When designing a solution that supports RBAC with CalypsoAI, it’s important to tailor the architecture to the specific use case. This document outlines key concepts related to authentication and authorization, followed by two example use cases that demonstrate how to implement RBAC using Active Directory (AD) as the identity provider.
Authentication Overview
1. CalypsoAI User Interface (UI):Users accessing the CalypsoAI UI can authenticate in one of two ways:
- Single Sign-On (SSO) via an external identity provider (IdP) supporting OAuth or SAML
- Username and password (for local authentication)
Applications interacting with the CalypsoAI API authenticate using authorization tokens (API keys), which are associated with specific projects and permissions.
Authorization Concepts
Authorization in CalypsoAI is governed by the following components:
- Project membership: Determines which users or tokens are associated with a specific project
- Enabled models: Controls which AI models are available within a given project
- Enabled scanners: Defines which security scanners are active for that project
- API token assignment: Each project has one or more API tokens used for authentication via the API
Use Case 1: General-Purpose AI Chat for End Users (via CalypsoAI UI)
In this scenario, end users interact with the CalypsoAI chat interface for general-purpose AI use.
Step 1: Create a Project
Set up a project in CalypsoAI that includes the appropriate models and scanners for this user group.
Step 2: Define AD Groups
Identify the Active Directory group(s) that represent your target user base. Add all applicable users to the group.
Step 3: Sync AD Groups to CalypsoAI
Use a script and the CalypsoAI API to associate each AD group with the appropriate project.
Once complete, users authenticating via SSO will automatically be associated with the correct project and its security policies.
Use Case 2: AI-Powered Application with Specific Use Case (via API Integration)
In this scenario, a custom AI application sends user prompts to CalypsoAI for scanning and model inference.
Step 1: Create a Project
Define a project in CalypsoAI that includes the appropriate models and scanners for this specific application use case.

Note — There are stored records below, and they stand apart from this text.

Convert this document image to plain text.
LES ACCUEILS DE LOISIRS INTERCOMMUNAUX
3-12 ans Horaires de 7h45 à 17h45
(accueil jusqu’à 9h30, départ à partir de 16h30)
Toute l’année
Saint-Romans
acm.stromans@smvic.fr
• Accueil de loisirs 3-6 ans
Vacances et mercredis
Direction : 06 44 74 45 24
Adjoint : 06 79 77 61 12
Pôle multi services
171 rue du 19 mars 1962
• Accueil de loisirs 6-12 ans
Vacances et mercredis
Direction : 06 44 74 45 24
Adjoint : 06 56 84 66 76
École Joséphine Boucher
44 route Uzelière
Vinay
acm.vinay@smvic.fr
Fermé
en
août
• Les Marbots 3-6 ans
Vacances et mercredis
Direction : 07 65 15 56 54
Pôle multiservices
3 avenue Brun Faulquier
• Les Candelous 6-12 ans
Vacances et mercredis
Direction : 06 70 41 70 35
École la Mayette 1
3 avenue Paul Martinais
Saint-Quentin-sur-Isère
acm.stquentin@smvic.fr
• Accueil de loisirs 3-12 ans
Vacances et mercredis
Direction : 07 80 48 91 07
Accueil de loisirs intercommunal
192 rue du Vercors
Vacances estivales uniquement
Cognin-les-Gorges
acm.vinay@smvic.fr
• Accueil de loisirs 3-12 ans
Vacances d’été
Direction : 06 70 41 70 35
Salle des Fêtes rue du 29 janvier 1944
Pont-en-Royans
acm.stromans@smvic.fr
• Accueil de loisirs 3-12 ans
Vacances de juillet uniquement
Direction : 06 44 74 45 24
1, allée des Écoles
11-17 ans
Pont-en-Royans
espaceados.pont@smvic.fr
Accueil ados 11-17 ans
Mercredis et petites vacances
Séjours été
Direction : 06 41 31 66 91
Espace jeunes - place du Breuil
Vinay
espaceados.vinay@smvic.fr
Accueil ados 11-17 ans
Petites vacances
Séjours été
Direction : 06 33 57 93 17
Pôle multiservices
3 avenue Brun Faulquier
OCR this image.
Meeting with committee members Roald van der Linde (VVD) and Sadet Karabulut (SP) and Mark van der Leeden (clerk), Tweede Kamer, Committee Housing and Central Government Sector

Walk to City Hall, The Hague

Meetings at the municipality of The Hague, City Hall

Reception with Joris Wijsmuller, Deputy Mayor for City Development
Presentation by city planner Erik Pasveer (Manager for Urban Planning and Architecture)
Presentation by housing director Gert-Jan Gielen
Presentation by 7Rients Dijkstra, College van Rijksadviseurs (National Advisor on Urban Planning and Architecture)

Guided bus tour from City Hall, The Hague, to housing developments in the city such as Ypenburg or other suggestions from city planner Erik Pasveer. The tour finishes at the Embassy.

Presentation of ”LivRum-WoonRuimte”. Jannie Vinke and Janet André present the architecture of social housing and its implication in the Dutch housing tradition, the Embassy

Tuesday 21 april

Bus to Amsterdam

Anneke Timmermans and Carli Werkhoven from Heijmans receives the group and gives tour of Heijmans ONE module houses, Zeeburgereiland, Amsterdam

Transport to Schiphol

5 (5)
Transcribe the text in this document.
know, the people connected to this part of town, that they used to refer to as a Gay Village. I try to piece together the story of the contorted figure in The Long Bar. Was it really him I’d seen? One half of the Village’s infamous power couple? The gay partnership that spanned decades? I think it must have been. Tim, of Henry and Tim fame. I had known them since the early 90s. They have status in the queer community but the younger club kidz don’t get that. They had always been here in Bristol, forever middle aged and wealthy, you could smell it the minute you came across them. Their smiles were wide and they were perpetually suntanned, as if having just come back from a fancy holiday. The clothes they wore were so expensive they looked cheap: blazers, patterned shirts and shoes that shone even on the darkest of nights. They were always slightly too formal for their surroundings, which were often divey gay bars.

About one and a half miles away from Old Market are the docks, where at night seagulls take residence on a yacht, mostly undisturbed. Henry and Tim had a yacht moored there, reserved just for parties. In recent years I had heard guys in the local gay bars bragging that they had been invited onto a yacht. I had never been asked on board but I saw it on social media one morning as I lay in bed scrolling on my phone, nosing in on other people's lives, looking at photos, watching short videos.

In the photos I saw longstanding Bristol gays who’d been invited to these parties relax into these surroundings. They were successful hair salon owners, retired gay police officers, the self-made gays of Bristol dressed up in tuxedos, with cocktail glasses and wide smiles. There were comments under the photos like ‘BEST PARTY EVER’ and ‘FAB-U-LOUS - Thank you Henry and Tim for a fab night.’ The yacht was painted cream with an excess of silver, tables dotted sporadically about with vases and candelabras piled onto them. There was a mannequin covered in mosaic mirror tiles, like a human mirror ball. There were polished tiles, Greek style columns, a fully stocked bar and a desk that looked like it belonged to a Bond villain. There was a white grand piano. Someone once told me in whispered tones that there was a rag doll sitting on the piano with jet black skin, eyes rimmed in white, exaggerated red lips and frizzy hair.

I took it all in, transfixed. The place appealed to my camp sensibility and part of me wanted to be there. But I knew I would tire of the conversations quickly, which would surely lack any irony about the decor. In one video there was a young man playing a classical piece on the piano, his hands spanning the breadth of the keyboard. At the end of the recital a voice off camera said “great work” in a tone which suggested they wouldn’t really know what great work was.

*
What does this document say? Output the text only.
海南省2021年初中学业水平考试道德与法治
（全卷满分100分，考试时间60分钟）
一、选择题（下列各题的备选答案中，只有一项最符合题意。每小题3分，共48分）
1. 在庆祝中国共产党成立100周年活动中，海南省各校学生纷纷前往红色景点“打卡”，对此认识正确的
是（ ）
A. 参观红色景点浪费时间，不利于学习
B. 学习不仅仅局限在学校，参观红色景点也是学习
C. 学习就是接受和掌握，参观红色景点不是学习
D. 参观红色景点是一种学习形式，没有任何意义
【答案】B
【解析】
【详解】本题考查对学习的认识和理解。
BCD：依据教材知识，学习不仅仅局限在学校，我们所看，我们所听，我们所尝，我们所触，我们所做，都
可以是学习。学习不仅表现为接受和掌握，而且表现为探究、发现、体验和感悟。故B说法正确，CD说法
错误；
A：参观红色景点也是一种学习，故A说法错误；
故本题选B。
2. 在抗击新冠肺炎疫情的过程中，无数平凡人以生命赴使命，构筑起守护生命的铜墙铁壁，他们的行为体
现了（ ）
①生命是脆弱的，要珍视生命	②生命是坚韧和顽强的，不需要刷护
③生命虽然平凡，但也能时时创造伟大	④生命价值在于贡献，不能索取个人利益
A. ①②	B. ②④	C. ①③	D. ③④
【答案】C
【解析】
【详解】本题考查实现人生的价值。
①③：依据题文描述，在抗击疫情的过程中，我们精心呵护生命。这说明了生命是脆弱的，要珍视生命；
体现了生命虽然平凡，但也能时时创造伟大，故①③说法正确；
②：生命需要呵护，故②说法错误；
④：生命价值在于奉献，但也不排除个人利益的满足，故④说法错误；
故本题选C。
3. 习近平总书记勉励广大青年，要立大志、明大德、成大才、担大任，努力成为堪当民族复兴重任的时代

Step 2: Generate an API Token
Create an API token in CalypsoAI and associate it with the project created in Step 1.
Step 3: Define AD Groups
Identify or create an AD group that includes all end users of the application.
Step 4: Assign API Token to the AD Group
Store the CalypsoAI API token in the directory entry for the AD group. This links all group members to the correct project.
Step 5: Integrate with the Application
Configure the application to:
- Retrieve the correct API token from the AD group based on the logged-in user
- Send prompts to CalypsoAI's /prompts API endpoint using the token
- Include the username as part of the external Metadata payload for auditing and policy enforcement
Sample AI Application
Let’s talk through a sample AI application In order to walk through the concepts with a meaningful example.
Suppose you’ve built an internal, modern HR assistant application that uses RAG (Retrieval-Augmented Generation) and an OpenAI Model to provide intelligent responses to HR-related queries.
The Application has the following features:
- Natural language processing for HR queries
- RAG (Retrieval-Augmented Generation) for context-aware responses
- Integration with an OpenAI model for AI-powered responses
- Authentik SSO integration for secure authentication
- Real-time chat interface
- Dashboard with quick access to HR resources
- Vector-based document storage with ChromaDB
System Overview
The HR Assistant application consists of the following main components:
Authentication Flow
The sample authentication process and token assignment flow:
Chat Flow
The sample message processing and response generation flow:
Summary
The RBAC approach in CalypsoAI enables granular control over which users and applications can access specific models and security scanners. By leveraging AD group membership and either SSO or API tokens, organizations can ensure consistent enforcement of AI security policies across both user-facing interfaces and integrated applications.